The journey from tobacco use to the prompt self-reporting of tobacco use, to intention to quit, to seeking appropriate intervention for cessation, and to finally quit smoking seems to have a long hiatus between every pitstop. This leakage in the efficiency of tobacco cessation is impacting outcomes of tuberculosis treatments in terms of higher default rates, poor microbiological conversion, and finally, higher case fatality rates among tuberculosis patients who are also tobacco users.

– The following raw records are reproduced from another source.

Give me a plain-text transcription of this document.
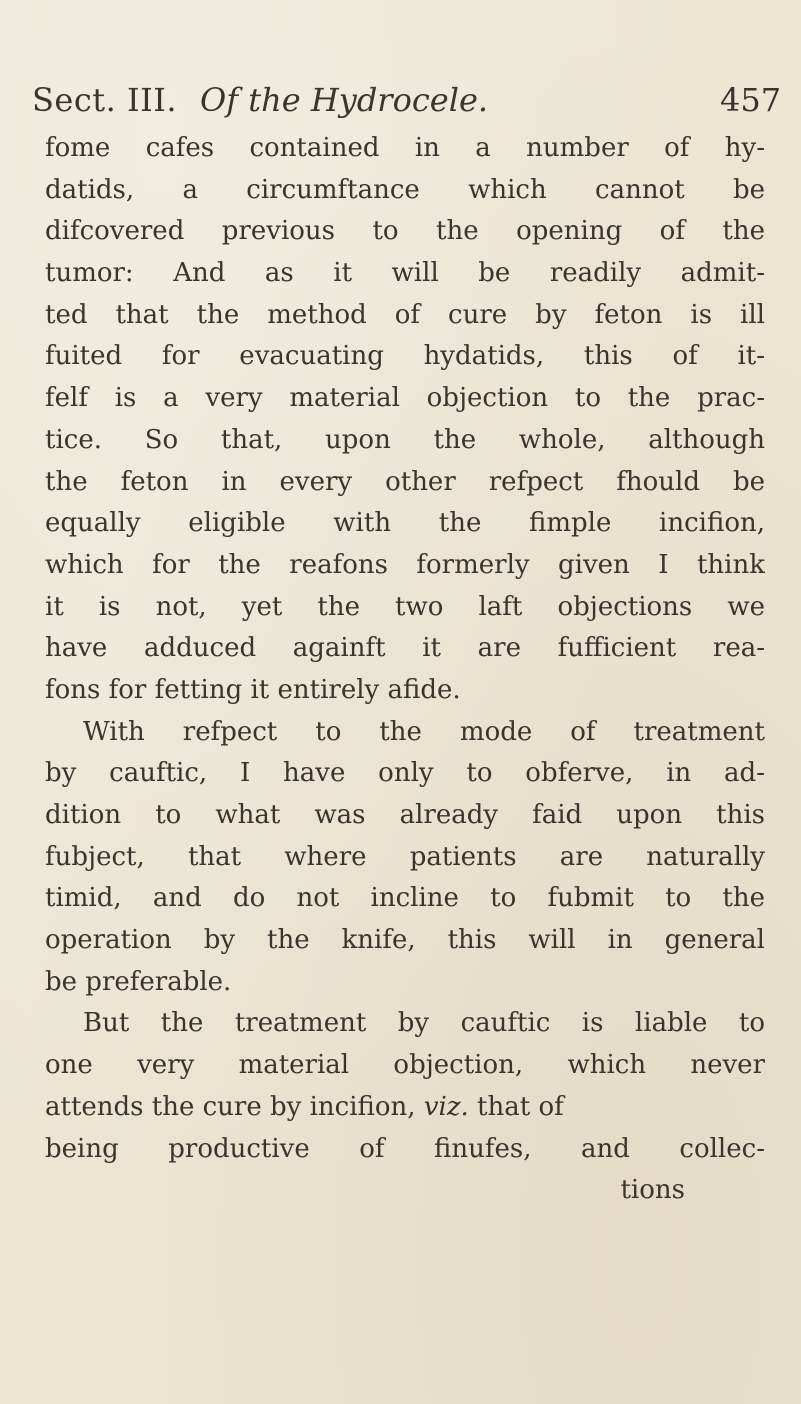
Sect. III. Of the Hydrocele.	457
fome cafes contained in a number of hy-
datids, a circumftance which cannot be
difcovered previous to the opening of the
tumor: And as it will be readily admit-
ted that the method of cure by feton is ill
fuited for evacuating hydatids, this of it-
felf is a very material objection to the prac-
tice. So that, upon the whole, although
the feton in every other refpect fhould be
equally eligible with the fimple incifion,
which for the reafons formerly given I think
it is not, yet the two laft objections we
have adduced againft it are fufficient rea-
fons for fetting it entirely afide.
With refpect to the mode of treatment
by cauftic, I have only to obferve, in ad-
dition to what was already faid upon this
fubject, that where patients are naturally
timid, and do not incline to fubmit to the
operation by the knife, this will in general
be preferable.
But the treatment by cauftic is liable to
one very material objection, which never
attends the cure by incifion, viz. that of
being productive of finufes, and collec-
tions
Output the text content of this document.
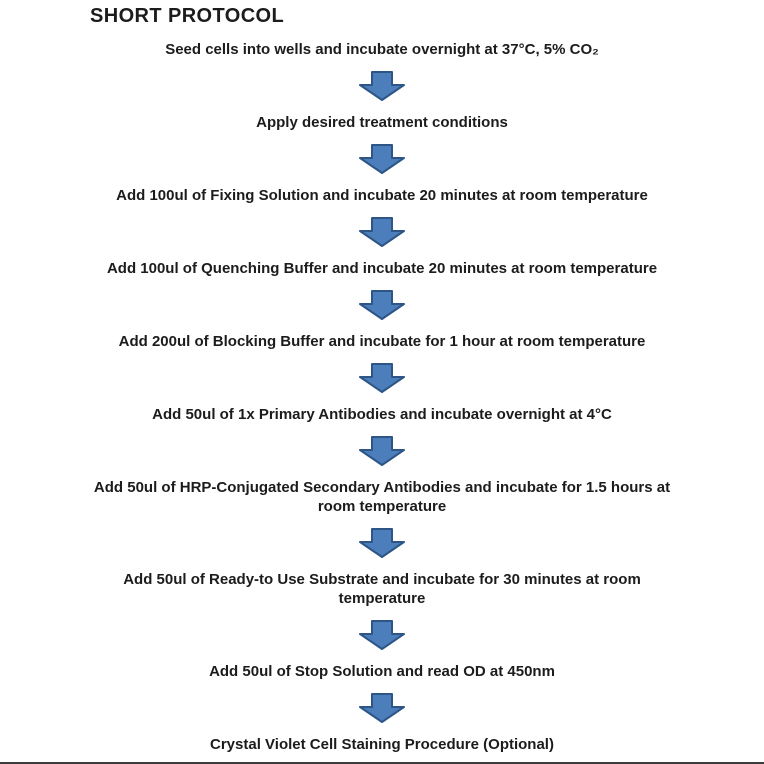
SHORT PROTOCOL

Seed cells into wells and incubate overnight at 37°C, 5% CO₂

Apply desired treatment conditions

Add 100ul of Fixing Solution and incubate 20 minutes at room temperature

Add 100ul of Quenching Buffer and incubate 20 minutes at room temperature

Add 200ul of Blocking Buffer and incubate for 1 hour at room temperature

Add 50ul of 1x Primary Antibodies and incubate overnight at 4°C

Add 50ul of HRP-Conjugated Secondary Antibodies and incubate for 1.5 hours at room temperature

Add 50ul of Ready-to Use Substrate and incubate for 30 minutes at room temperature

Add 50ul of Stop Solution and read OD at 450nm

Crystal Violet Cell Staining Procedure (Optional)
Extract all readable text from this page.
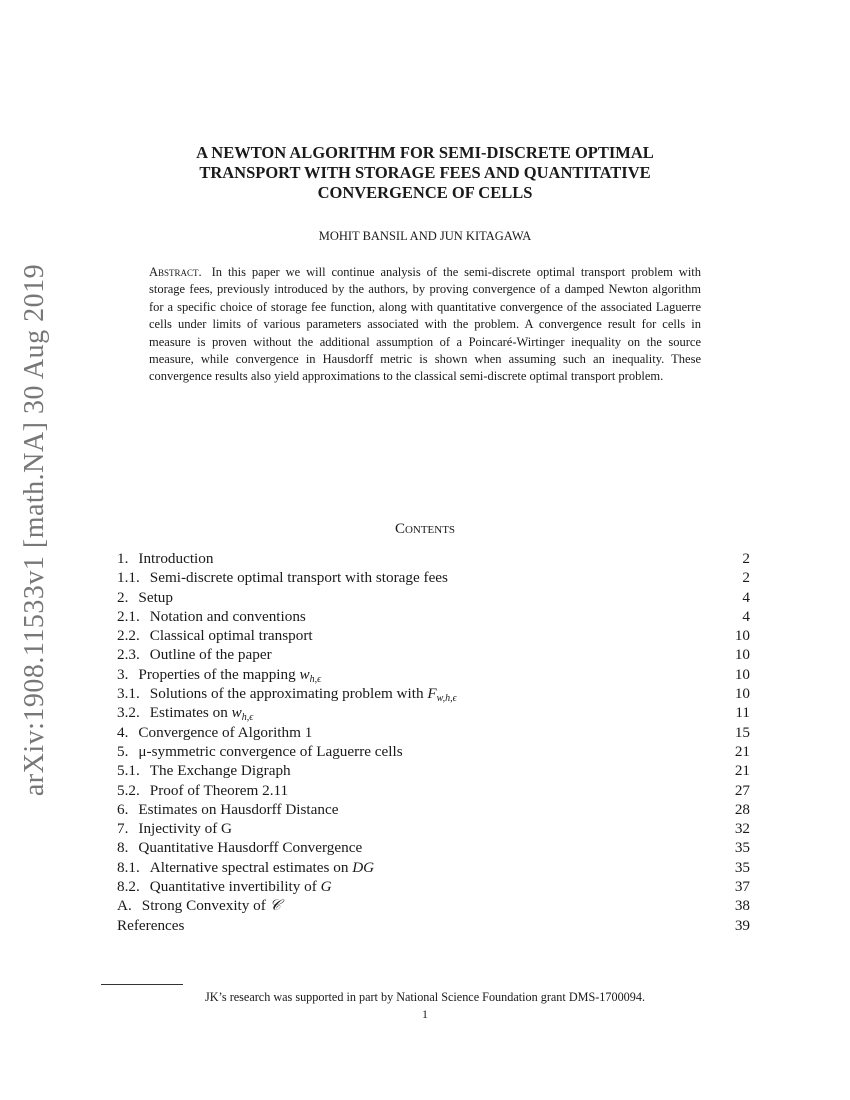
arXiv:1908.11533v1 [math.NA] 30 Aug 2019
A NEWTON ALGORITHM FOR SEMI-DISCRETE OPTIMAL
TRANSPORT WITH STORAGE FEES AND QUANTITATIVE
CONVERGENCE OF CELLS
MOHIT BANSIL AND JUN KITAGAWA
Abstract. In this paper we will continue analysis of the semi-discrete optimal transport problem with storage fees, previously introduced by the authors, by proving convergence of a damped Newton algorithm for a specific choice of storage fee function, along with quantitative convergence of the associated Laguerre cells under limits of various parameters associated with the problem. A convergence result for cells in measure is proven without the additional assumption of a Poincaré-Wirtinger inequality on the source measure, while convergence in Hausdorff metric is shown when assuming such an inequality. These convergence results also yield approximations to the classical semi-discrete optimal transport problem.
Contents
1. Introduction	2
1.1. Semi-discrete optimal transport with storage fees	2
2. Setup	4
2.1. Notation and conventions	4
2.2. Classical optimal transport	10
2.3. Outline of the paper	10
3. Properties of the mapping $w_{h,\epsilon}$	10
3.1. Solutions of the approximating problem with $F_{w,h,\epsilon}$	10
3.2. Estimates on $w_{h,\epsilon}$	11
4. Convergence of Algorithm 1	15
5. μ-symmetric convergence of Laguerre cells	21
5.1. The Exchange Digraph	21
5.2. Proof of Theorem 2.11	27
6. Estimates on Hausdorff Distance	28
7. Injectivity of G	32
8. Quantitative Hausdorff Convergence	35
8.1. Alternative spectral estimates on DG	35
8.2. Quantitative invertibility of G	37
A. Strong Convexity of 𝒞	38
References	39
JK’s research was supported in part by National Science Foundation grant DMS-1700094.
1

The connection of these widely gapped dots could be a key to achieving the goals of tuberculosis elimination in India by 2025.


Since these two public health problems are under the ambit of their respective national health programmes, a coordinated effort is essential in all the components of the programme deliverables such as training of healthcare personnel on tobacco cessation, use of effective and appropriate technology for tobacco cessation, robust data monitoring, making tobacco cessation medications accessible and affordable, providing behavioural support appropriate for each tobacco user and audits conducted to monitor the effectiveness of these interventions. Designing an effective tobacco cessation programme for tuberculosis patients is the need of the hour in India. These initiatives shall pave the way for effective tobacco cessation interventions that enable improved quit rates among TB patients leading to better TB treatment as well as overall health outcomes.